Tal é o tema de ambas as leituras deste o Ofício: a primeira tomada do Livro do Eclesiástico, (42,15 – 43,13) e a segunda tomada do Discurso contra os gentios de Santo Atanásio. Nesta segunda leitura vemos o título “O Verbo do Pai tudo orna, dispõe e contém”, referindo-se à Segunda Pessoa da Santíssima Trindade. De fato, o Responsório que segue a segunda leitura é tomado dos Provérbios (8, 22-30), no qual fala o próprio Verbo, a Sabedoria de Deus.
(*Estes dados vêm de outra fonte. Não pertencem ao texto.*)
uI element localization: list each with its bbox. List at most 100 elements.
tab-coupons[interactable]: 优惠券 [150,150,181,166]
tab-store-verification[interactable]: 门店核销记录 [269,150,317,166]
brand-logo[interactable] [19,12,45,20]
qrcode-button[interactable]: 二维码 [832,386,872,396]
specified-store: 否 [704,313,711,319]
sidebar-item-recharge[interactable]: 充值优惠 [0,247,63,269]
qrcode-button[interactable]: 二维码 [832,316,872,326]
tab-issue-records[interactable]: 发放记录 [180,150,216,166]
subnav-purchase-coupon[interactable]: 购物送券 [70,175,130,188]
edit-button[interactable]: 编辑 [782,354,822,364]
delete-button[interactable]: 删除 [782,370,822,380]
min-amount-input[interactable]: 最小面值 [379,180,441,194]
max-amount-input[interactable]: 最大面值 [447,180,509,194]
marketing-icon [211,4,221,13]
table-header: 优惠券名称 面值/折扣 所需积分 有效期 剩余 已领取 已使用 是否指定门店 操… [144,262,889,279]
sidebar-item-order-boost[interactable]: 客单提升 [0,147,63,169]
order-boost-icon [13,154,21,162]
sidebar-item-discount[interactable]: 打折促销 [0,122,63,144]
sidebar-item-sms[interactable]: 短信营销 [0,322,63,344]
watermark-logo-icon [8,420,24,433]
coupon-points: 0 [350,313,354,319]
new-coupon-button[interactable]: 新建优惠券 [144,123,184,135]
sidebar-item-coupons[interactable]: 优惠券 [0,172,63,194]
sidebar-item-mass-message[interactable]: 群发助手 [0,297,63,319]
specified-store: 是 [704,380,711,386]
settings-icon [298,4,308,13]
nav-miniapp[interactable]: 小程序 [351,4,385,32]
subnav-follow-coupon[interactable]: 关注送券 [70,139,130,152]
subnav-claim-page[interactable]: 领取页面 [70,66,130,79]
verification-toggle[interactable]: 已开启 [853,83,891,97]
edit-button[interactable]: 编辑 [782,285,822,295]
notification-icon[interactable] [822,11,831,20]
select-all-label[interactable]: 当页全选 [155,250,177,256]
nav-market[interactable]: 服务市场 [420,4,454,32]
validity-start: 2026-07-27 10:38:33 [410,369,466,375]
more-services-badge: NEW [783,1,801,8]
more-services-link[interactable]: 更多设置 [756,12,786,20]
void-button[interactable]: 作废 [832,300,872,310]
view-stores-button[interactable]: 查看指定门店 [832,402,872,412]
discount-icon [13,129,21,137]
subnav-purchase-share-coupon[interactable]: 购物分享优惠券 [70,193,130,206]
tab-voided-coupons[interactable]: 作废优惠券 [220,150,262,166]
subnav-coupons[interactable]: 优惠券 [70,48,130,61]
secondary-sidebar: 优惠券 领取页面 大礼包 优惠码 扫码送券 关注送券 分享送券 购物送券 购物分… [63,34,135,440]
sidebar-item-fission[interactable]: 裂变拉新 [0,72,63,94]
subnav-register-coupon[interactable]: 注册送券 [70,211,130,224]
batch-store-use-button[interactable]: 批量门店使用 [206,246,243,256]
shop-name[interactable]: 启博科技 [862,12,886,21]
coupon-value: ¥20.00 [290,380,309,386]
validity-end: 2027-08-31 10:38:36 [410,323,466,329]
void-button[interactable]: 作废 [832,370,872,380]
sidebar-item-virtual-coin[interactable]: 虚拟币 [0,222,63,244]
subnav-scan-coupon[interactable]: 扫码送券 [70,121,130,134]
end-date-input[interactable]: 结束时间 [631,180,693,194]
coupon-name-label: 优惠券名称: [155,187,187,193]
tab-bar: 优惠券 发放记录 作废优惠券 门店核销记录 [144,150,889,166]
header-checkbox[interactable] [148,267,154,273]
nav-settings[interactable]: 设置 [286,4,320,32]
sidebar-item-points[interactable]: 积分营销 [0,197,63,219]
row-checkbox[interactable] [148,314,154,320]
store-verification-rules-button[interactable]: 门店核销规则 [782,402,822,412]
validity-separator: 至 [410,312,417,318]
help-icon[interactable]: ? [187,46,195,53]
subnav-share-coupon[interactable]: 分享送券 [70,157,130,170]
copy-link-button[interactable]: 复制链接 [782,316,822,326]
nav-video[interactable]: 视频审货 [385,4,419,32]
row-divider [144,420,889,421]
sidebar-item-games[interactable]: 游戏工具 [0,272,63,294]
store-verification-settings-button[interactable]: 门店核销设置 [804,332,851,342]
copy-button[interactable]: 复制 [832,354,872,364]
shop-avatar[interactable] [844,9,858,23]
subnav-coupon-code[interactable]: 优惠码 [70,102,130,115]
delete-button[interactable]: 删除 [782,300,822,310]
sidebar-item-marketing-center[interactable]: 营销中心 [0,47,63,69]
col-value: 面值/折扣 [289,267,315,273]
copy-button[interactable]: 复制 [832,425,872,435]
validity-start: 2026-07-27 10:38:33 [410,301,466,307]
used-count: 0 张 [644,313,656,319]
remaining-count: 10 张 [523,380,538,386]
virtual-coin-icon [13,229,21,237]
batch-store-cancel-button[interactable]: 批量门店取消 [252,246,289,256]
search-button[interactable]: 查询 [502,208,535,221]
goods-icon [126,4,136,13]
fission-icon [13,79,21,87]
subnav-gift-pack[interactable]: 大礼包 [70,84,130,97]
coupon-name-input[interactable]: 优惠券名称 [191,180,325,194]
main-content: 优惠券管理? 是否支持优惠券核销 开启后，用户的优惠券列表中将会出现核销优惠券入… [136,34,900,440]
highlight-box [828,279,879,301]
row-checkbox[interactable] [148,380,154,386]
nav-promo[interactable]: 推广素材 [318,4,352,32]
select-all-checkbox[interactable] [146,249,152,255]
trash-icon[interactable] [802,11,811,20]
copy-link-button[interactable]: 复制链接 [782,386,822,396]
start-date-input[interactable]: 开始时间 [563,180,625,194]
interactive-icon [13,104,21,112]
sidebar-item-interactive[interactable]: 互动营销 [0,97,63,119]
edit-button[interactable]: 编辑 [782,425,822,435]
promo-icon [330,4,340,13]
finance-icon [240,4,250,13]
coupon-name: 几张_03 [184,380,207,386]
No livro litúrgico em português este Responsório tem a sua beleza, mas eu gostaria aqui de copiar diretamente da Escritura, pois não só ele já é originalmente abreviado, como a necessidade de metrificar o texto obscureceu um ponto a sua luminosidade:
O Senhor me criou, como primícia de suas obras,
desde o princípio, antes do começo da terra.
Desde a eternidade fui formada,
antes de suas obras dos tempos antigos.
Ainda não havia abismo quando fui concebida,
e ainda as fontes das águas não tinham brotado.
Antes que assentados fossem os montes,
antes dos outeiros, fui dada à luz;
antes que fossem feitos a terra e os campos,
e os primeiros elementos da poeira do mundo,.
Quando ele preparava os céus, ali estava eu,
quando traçou o horizonte na superfície do abismo.,
quando firmou as nuvens no alto,
quando dominou as fontes do abismo,
quando impôs regras ao mar,
para que suas águas não transpusessem os limites,
quando assentou os fundamentos da terra,
junto a ele estava eu como artífice,
brincando todo o tempo diante dele.
O capítulo 8 dos Provérbios, do seu versículo 4 até seu fim (versículo 36), é um discurso do Verbo de Deus. Assim se aprende claramente que o Verbo, a Segunda Pessoa da Santíssima Trindade, existe desde a eternidade, antes da Criação; é verdade, tornou-se homem quando encarnou no seio da Santíssima Virgem, mas existe desde antes dos séculos, como se professa no Credo.
Também na Terça-feira e na Quarta-feira desta mesma Primeira Semana do Tempo Comum, a segunda leitura do Ofício das Leituras tem por tema a Pessoa do Filho. Na Quarta-feira, a leitura do Tratado contra as heresias, de Santo Irineu, abre de modo direto:
Ninguém pode conhecer o Pai sem o Verbo de Deus, isto é, sem o Filho que o revela.
E o Responsório que a segue toma seu texto dos Evangelhos segundo São João e segundo São Mateus:
R. Ninguém jamais viu a Deus,
* Mas o Filho Unigênito, que está junto do Pai,
este o deu a conhecer.
V. Ninguém conhece o Pai, a não ser o próprio Filho
e aquele a quem o Filho o quiser revelar.
* Mas o Filho Unigênito, que está junto do Pai,
este o deu a conhecer.
Na Sexta-feira, a primeira leitura começa de onde havia parado na Quinta-feira, prosseguindo no Livro dos Provérbios (43,14-37) com o louvor da Criação. A segunda leitura, tomada mais uma vez de Santo Atanásio, retorna ao tema da organização da Criação com uma bela imagem:
O musicista, com uma harpa bem afinada, combina artisticamente os sons graves com os agudos e os médios, de modo a produzir uma só harmonia. Assim também, a Sabedoria de Deus, empunhando todo o universo como uma harpa, conjuga as coisas aéras com as terrenas e as celestes com as aéreas, ligando o todo com suas partes.